The Challenge of Empathy and Compassion
It’s very difficult to see the commonalities between yourself and people who commit atrocities, yet great historical figures like MLK, Gandhi, and Jesus promoted that empathy and compassion. When you see slave leg irons like the ones below, or Inquisition thumb screws or other tools of oppression, if you don’t see that you, as a human like them, could do it, you don’t understand humanity or yourself.
I’m not saying you’re bad or judging. I’m saying we’re human and if we want to influence people to act by their values, it helps to understand them. We can’t understand them if we can’t identify parts of them that we share, or at least not empathizing makes it harder.
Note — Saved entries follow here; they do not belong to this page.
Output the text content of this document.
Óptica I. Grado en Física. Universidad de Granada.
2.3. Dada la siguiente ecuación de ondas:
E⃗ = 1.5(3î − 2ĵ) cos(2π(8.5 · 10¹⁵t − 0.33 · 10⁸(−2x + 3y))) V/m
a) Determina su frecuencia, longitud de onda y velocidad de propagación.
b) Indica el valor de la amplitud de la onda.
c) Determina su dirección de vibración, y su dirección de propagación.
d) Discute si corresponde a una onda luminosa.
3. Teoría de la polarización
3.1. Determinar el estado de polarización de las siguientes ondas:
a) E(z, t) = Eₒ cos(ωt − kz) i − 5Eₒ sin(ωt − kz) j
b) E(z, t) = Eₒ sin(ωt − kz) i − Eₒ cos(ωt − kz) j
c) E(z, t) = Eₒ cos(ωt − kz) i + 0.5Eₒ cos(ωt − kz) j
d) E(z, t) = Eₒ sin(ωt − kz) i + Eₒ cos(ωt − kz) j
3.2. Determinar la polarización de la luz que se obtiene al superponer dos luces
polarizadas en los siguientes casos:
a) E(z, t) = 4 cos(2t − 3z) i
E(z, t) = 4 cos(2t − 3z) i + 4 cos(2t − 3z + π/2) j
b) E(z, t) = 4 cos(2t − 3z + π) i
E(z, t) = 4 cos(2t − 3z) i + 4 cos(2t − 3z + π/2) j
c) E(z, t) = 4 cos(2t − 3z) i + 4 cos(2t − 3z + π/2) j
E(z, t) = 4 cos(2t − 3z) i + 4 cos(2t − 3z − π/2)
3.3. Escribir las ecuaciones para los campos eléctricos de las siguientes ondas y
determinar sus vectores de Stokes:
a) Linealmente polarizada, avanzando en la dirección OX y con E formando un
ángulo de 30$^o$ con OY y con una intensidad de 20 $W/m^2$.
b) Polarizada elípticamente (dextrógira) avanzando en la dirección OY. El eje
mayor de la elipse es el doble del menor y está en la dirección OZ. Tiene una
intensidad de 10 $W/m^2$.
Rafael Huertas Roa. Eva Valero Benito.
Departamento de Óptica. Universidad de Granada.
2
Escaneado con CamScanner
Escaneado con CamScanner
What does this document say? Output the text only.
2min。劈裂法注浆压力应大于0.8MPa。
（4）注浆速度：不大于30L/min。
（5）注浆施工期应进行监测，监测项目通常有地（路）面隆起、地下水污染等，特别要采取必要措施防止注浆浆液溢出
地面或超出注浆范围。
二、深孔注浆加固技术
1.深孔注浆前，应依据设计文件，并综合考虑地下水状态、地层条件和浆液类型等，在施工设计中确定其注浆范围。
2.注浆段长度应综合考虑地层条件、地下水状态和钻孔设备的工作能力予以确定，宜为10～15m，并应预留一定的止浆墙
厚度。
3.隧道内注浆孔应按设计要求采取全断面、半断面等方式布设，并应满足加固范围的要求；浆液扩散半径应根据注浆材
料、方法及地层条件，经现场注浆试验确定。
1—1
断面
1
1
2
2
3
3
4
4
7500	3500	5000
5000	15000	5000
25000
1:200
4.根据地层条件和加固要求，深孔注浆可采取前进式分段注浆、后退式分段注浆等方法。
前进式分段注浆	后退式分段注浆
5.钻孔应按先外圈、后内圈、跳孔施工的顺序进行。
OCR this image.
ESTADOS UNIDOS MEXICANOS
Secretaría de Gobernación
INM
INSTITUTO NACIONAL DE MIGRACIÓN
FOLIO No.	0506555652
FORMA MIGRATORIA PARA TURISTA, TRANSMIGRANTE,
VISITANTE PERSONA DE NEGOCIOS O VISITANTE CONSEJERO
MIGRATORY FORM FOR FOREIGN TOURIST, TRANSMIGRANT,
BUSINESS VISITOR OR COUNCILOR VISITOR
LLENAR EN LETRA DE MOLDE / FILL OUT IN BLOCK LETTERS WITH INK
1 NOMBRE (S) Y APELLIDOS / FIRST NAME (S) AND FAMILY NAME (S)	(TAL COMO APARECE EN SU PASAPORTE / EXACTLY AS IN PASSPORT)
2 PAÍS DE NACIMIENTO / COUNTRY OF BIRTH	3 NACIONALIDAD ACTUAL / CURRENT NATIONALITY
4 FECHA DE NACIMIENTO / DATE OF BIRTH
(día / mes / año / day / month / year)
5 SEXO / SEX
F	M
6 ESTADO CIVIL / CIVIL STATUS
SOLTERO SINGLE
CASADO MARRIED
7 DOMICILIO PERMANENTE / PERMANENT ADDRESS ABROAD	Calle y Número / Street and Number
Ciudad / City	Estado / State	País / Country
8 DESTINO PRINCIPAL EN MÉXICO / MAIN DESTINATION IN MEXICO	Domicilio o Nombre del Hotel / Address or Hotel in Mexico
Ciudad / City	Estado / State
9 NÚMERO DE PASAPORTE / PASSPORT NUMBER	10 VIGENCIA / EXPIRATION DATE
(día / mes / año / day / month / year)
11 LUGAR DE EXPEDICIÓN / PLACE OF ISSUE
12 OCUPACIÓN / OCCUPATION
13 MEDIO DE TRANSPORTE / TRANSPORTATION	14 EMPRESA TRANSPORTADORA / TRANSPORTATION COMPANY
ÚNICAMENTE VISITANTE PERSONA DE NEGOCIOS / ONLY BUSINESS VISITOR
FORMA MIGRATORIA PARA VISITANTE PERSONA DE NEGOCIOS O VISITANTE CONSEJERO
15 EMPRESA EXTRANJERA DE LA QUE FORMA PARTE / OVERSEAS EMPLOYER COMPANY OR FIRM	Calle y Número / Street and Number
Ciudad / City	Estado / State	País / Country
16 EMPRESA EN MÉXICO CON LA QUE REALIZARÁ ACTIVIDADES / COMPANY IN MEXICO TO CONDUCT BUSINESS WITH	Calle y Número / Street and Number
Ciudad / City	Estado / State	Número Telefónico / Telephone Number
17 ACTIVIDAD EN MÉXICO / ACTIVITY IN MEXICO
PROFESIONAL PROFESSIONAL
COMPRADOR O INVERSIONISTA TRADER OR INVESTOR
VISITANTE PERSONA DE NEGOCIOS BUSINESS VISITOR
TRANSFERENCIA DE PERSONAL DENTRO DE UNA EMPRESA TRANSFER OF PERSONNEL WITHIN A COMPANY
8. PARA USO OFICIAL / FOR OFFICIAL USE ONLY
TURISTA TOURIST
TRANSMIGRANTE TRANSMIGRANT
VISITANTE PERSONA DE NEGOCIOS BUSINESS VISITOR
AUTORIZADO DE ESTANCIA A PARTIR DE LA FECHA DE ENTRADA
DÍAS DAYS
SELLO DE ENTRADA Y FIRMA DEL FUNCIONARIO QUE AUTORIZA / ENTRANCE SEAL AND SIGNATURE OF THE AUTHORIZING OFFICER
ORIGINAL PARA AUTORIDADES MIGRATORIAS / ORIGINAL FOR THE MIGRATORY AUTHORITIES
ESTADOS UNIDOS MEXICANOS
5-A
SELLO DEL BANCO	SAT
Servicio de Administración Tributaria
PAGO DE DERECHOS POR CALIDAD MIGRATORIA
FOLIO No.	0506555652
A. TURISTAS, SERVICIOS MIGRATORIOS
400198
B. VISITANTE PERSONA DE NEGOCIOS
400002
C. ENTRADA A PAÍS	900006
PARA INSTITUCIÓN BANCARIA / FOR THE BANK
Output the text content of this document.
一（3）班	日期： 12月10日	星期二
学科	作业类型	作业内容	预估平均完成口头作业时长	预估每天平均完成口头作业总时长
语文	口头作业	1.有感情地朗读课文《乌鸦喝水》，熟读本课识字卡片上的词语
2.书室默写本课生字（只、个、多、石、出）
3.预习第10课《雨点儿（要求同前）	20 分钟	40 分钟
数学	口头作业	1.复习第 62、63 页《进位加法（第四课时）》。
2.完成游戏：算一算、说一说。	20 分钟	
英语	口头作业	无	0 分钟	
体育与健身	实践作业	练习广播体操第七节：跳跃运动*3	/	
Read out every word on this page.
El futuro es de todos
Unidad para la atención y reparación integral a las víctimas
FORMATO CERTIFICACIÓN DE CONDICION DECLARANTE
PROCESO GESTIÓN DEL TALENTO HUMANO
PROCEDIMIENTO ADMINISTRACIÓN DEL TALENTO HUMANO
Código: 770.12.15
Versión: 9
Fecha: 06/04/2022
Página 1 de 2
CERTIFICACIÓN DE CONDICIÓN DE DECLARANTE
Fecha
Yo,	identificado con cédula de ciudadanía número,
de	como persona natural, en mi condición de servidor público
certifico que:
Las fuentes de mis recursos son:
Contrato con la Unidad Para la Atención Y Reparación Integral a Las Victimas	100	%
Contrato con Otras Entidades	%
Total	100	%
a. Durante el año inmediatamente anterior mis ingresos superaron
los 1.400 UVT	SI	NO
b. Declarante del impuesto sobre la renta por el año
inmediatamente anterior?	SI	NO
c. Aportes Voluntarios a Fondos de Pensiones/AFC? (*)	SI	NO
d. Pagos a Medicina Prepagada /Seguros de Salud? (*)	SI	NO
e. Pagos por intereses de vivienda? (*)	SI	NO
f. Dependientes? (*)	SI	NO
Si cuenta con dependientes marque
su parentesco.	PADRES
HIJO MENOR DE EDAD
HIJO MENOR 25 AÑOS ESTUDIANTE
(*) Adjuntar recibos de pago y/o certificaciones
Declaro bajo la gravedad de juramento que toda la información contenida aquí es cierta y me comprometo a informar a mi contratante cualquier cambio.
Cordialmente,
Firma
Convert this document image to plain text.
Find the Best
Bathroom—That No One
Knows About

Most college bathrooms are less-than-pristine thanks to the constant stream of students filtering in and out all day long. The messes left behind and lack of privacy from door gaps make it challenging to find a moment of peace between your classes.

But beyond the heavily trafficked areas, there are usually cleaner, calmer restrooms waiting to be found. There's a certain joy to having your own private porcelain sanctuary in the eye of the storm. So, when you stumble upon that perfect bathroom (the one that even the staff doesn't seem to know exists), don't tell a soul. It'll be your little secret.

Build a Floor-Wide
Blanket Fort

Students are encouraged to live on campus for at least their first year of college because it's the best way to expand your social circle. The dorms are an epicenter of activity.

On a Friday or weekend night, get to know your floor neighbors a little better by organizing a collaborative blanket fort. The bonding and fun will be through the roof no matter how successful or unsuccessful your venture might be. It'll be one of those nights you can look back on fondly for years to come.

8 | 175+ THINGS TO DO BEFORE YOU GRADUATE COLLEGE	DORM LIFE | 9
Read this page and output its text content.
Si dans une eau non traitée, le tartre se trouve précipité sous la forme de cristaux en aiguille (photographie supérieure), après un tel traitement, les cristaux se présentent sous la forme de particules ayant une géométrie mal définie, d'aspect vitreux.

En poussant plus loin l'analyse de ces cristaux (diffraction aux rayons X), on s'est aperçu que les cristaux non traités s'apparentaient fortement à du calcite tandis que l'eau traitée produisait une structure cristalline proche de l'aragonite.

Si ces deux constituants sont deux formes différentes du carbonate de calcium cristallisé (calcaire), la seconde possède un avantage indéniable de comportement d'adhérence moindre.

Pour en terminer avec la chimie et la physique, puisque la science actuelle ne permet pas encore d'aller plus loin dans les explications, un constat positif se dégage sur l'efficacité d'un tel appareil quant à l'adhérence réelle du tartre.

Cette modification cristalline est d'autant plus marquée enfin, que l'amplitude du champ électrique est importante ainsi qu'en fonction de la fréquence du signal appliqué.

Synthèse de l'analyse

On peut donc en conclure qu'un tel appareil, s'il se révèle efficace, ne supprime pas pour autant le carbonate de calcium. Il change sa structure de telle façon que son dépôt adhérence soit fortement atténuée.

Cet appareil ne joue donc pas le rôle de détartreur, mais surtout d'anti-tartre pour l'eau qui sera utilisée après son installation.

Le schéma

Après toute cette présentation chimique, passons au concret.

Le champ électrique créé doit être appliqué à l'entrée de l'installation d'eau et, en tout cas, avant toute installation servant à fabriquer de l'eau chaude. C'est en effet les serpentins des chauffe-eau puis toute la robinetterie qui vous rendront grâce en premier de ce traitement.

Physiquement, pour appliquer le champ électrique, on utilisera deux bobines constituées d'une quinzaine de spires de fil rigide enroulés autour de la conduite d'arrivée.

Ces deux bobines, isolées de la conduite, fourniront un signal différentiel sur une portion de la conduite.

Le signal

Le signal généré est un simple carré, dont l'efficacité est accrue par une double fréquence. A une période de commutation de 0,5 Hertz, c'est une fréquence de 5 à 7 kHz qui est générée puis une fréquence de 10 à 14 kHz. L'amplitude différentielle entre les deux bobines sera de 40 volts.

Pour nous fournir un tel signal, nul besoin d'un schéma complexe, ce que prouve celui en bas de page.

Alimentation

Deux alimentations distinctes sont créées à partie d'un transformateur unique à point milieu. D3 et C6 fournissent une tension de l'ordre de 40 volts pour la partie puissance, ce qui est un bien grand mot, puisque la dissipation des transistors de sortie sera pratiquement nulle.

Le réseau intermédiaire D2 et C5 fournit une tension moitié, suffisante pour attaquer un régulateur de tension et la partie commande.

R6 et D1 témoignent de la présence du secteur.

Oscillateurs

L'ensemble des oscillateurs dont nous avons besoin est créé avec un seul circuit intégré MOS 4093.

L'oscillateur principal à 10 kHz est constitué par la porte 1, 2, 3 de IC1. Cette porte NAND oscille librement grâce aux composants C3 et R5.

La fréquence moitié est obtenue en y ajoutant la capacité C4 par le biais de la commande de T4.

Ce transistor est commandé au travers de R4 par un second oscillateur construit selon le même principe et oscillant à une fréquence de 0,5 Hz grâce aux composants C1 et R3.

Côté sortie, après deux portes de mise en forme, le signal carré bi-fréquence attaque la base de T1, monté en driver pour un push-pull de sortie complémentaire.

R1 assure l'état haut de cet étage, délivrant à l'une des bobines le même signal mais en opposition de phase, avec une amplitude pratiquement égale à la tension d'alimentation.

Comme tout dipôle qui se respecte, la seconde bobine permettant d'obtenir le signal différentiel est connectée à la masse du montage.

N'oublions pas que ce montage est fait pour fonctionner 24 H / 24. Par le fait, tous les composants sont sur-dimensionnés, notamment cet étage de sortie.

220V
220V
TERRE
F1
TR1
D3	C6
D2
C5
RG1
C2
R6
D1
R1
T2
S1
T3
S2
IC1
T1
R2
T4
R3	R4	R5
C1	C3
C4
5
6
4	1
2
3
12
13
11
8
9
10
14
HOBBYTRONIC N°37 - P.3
I have never found a case where low self-awareness helps. It’s difficult or impossible to influence people you have no authority over without empathizing with them when they tell themselves every day that what they are doing isn’t bad, even if they think it is deeper down.
The challenge of empathy and compassion goes the other way. Consider the people we may want to empathize with, those who suffered. Our greatest enemies were as human as they were. When you see people suffering, it’s tempting to think that you connect more to them than your worst enemies, but they are just as human.
A third way: if you think people in wheelchairs need help and people with autism are neurodivergent but psychopaths or narcissists are bad, you’re missing that they’re all human.
If you think Columbus was one of history’s bad guys and therefore different than you, but you pollute and deplete, you’re denying a basic part of being human.
The Pictures
The leg irons. Sorry the image is hard to see but the museum was dimly lit and this display was mostly in shadow. It occurred to me that you could see clearer images online so seeing my images will probably connect you less than images online, but maybe knowing that someone you know took the picture may help, perhaps helped by my reflection.

The note for this collar with spikes to make escape harder pointed out that they made running in the woods impossible.

As I noted above, the text implied that it wasn’t known if this whip with its spiky metal spurs was actually used, but that it was made shows that people at least conceived of such things. The photograph shows someone wearing a collar like the one above.